On Tuesday, United Airlines (UAL) is scheduled to report its second-quarter earnings results after the market closes. The airline has a strong history of beating analysts’ estimates. The company beat analysts’ earnings estimate in 12 of the last 13 quarters with an average surprise of 6.7%.
United Airlines might continue to report double-digit earnings growth. For the second quarter, analysts expect the adjusted EPS to increase 26.3% YoY (year-over-year) to $4.08. Analysts expect higher revenues, moderate oil prices, and cost-cutting measures to support the company’s bottom-line growth.
MAX grounding to hurt revenue growth
For the second quarter, analysts expect United Airlines’ revenues to rise 5.2% YoY to $11.3 billion. Analysts think that healthy corporate and leisure travel demand will continue to drive the company’s top-line results. United Airlines’ strategy of adding more premium seats would likely generate incremental revenues in the second quarter. United Airlines expects its unit revenues to rise between 0.5% and 2.5% to 14.04–14.32 cents in the second quarter.
Grounding Boeing’s 737 MAX planes could have a slightly negative impact on United Airlines’ revenue growth. The 737 MAX series planes have been banned from flying since the Ethiopian Airlines crash on March 10.
United Airlines owns 14 737 MAX planes. The company will likely have 3,440 flight cancellations during the second quarter due to the MAX grounding. United Airlines has to run larger planes across it canceled MAX routes, which increases its operating costs.
Finding a new software glitch lowered the expectations of MAX’s early return to service. According to CNBC, on July 12, United Airlines announced that it extended its MAX fleet cancellations through November 3.
United’s cost and margin estimates
During the first-quarter earnings release, United Airlines stated that its costs and margins would improve in the second quarter. The company expects the consolidated capacity to increase 3.5%–4.5% YoY in the second quarter.
Excluding fuel, the cost per available seat mile is projected to grow in the range of flat to 1%, which is 9.87 cents–9.97 cents. The effective tax rate will likely be between 21% and 23%. The effective tax rate was 20.2% in the second quarter of 2018.
United Airlines expects its adjusted pre-tax margin to expand mainly due to higher revenues, efficient cost management, and lower fuel costs. The margin is expected to be 11%–13%, which depicts a YoY improvement of 60 basis points–260 basis points.
Lower fuel costs to drive earnings
We think that moderate oil prices in the last quarter should benefit United Airlines’ bottom-line results. According to the Federal Reserve Bank of St. Louis, oil prices were slightly more economical in the first quarter compared to the first quarter of 2018. The average WTI oil price was ~$59 in the first quarter, about 13% lower than ~$68 in the second quarter of 2018.
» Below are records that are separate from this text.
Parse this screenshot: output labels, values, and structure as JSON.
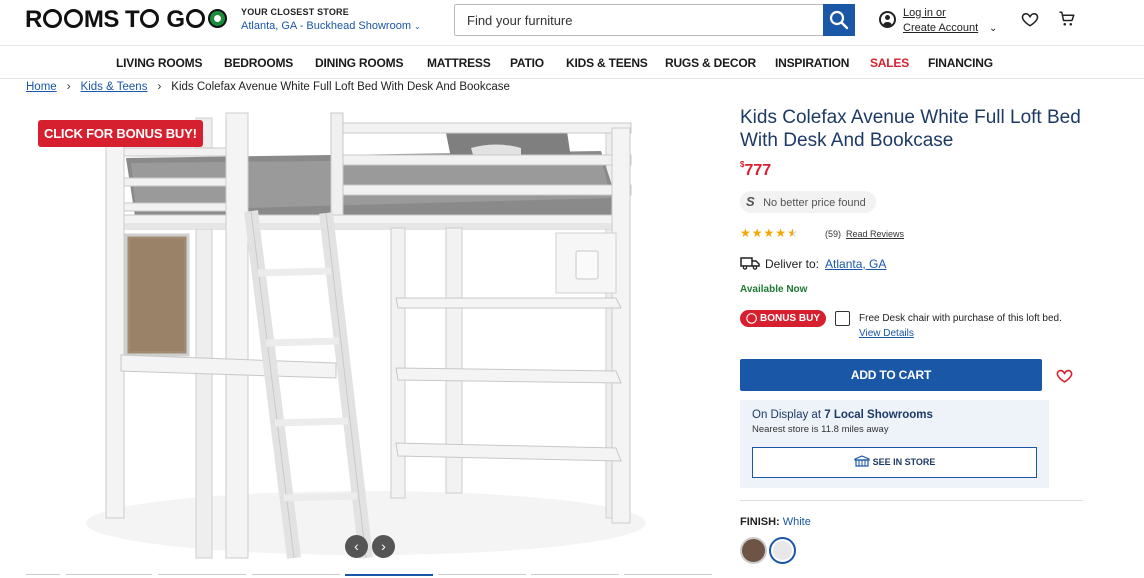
{
  "header": {
    "logo_text": "ROOMS TO GO",
    "store_label": "YOUR CLOSEST STORE",
    "store_name": "Atlanta, GA - Buckhead Showroom",
    "search_placeholder": "Find your furniture",
    "login_label": "Log in or",
    "create_account_label": "Create Account"
  },
  "nav": {
    "items": [
      "LIVING ROOMS",
      "BEDROOMS",
      "DINING ROOMS",
      "MATTRESS",
      "PATIO",
      "KIDS & TEENS",
      "RUGS & DECOR",
      "INSPIRATION",
      "SALES",
      "FINANCING"
    ]
  },
  "breadcrumb": {
    "home": "Home",
    "category": "Kids & Teens",
    "current": "Kids Colefax Avenue White Full Loft Bed With Desk And Bookcase"
  },
  "gallery": {
    "bonus_flag": "CLICK FOR BONUS BUY!",
    "active_thumb": 4
  },
  "product": {
    "title": "Kids Colefax Avenue White Full Loft Bed With Desk And Bookcase",
    "price_symbol": "$",
    "price": "777",
    "price_match": "No better price found",
    "rating": 4.5,
    "review_count": "(59)",
    "read_reviews": "Read Reviews",
    "deliver_label": "Deliver to:",
    "deliver_location": "Atlanta, GA",
    "availability": "Available Now",
    "bonus_badge": "BONUS BUY",
    "bonus_text": "Free Desk chair with purchase of this loft bed.",
    "view_details": "View Details",
    "add_to_cart": "ADD TO CART",
    "display_prefix": "On Display at",
    "display_showrooms": "7 Local Showrooms",
    "nearest_store": "Nearest store is 11.8 miles away",
    "see_in_store": "SEE IN STORE",
    "finish_label": "FINISH:",
    "finish_value": "White"
  },
  "colors": {
    "brand_blue": "#1a57a6",
    "sale_red": "#d6202f",
    "available_green": "#1f7a35",
    "star_gold": "#f3a800"
  }
}
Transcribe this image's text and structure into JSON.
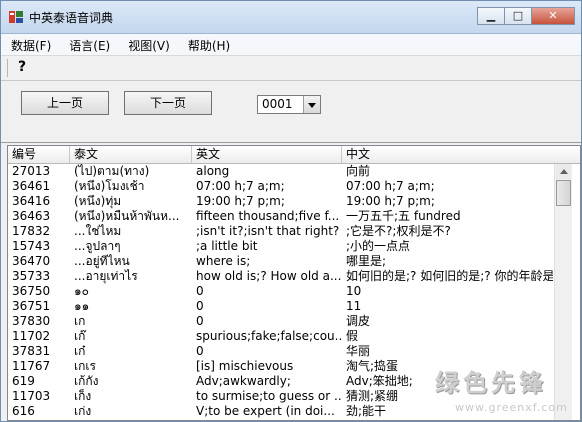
{
  "window": {
    "title": "中英泰语音词典"
  },
  "menu": [
    {
      "label": "数据(F)"
    },
    {
      "label": "语言(E)"
    },
    {
      "label": "视图(V)"
    },
    {
      "label": "帮助(H)"
    }
  ],
  "toolbar": {
    "help_glyph": "?"
  },
  "nav": {
    "prev_label": "上一页",
    "next_label": "下一页",
    "page_value": "0001"
  },
  "table": {
    "headers": [
      "编号",
      "泰文",
      "英文",
      "中文"
    ],
    "rows": [
      [
        "27013",
        "(ไป)ตาม(ทาง)",
        "along",
        "向前"
      ],
      [
        "36461",
        "(หนึ่ง)โมงเช้า",
        "07:00 h;7 a;m;",
        "07:00 h;7 a;m;"
      ],
      [
        "36416",
        "(หนึ่ง)ทุ่ม",
        "19:00 h;7 p;m;",
        "19:00 h;7 p;m;"
      ],
      [
        "36463",
        "(หนึ่ง)หมื่นห้าพันห...",
        "fifteen thousand;five f...",
        "一万五千;五 fundred"
      ],
      [
        "17832",
        "...ใช่ไหม",
        ";isn't it?;isn't that right?",
        ";它是不?;权利是不?"
      ],
      [
        "15743",
        "...จูปลาๆ",
        ";a little bit",
        ";小的一点点"
      ],
      [
        "36470",
        "...อยู่ที่ไหน",
        "where is;",
        "哪里是;"
      ],
      [
        "35733",
        "...อายุเท่าไร",
        "how old is;? How old a...",
        "如何旧的是;? 如何旧的是;? 你的年龄是"
      ],
      [
        "36750",
        "๑๐",
        "0",
        "10"
      ],
      [
        "36751",
        "๑๑",
        "0",
        "11"
      ],
      [
        "37830",
        "เก",
        "0",
        "调皮"
      ],
      [
        "11702",
        "เก๊",
        "spurious;fake;false;cou...",
        "假"
      ],
      [
        "37831",
        "เก๋",
        "0",
        "华丽"
      ],
      [
        "11767",
        "เกเร",
        "[is] mischievous",
        "淘气;捣蛋"
      ],
      [
        "619",
        "เก้กัง",
        " Adv;awkwardly;",
        "Adv;笨拙地;"
      ],
      [
        "11703",
        "เก็ง",
        "to surmise;to guess or ...",
        "猜测;紧绷"
      ],
      [
        "616",
        "เก่ง",
        " V;to be expert (in doi...",
        "劲;能干"
      ]
    ]
  },
  "watermark": {
    "text": "绿色先锋",
    "url": "www.greenxf.com"
  },
  "colors": {
    "titlebar": "#c4d7ee",
    "close": "#c7523d",
    "grid_bg": "#ffffff"
  }
}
Fuel accounts for a significant cost component for airlines. Therefore, a decline in crude oil prices could boost United Airlines’ profitability in the second quarter. The company expects the fuel price per gallon to be $2.13–$2.23—slightly lower than $2.26 in the second quarter of 2018.
United’s stock performance
So far, 2019 has been rough for United Airlines stock. The stock has gained ~9%. The stock has underperformed the Dow Jones and the S&P 500, which have risen 17.2% and 20.2%, respectively. Uncertainty about US-China trade negotiations and global economic slowdown concerns kept the entire industry highly volatile.
Airlines faced significant business disruptions due to severe winter conditions and the partial government shutdown. Massive flight cancellations due to the MAX grounding made investors concerned about United Airlines’ near-term growth prospects.
United Airlines stock’s YTD return has been lower than the iShares Transportation Average ETF and its peers. For IYT, 19% of its portfolio includes passenger airline stocks. IYT has risen ~16% YTD. Delta Air Lines and Southwest Airlines shares have gained 23.5% and ~13%, respectively, YTD.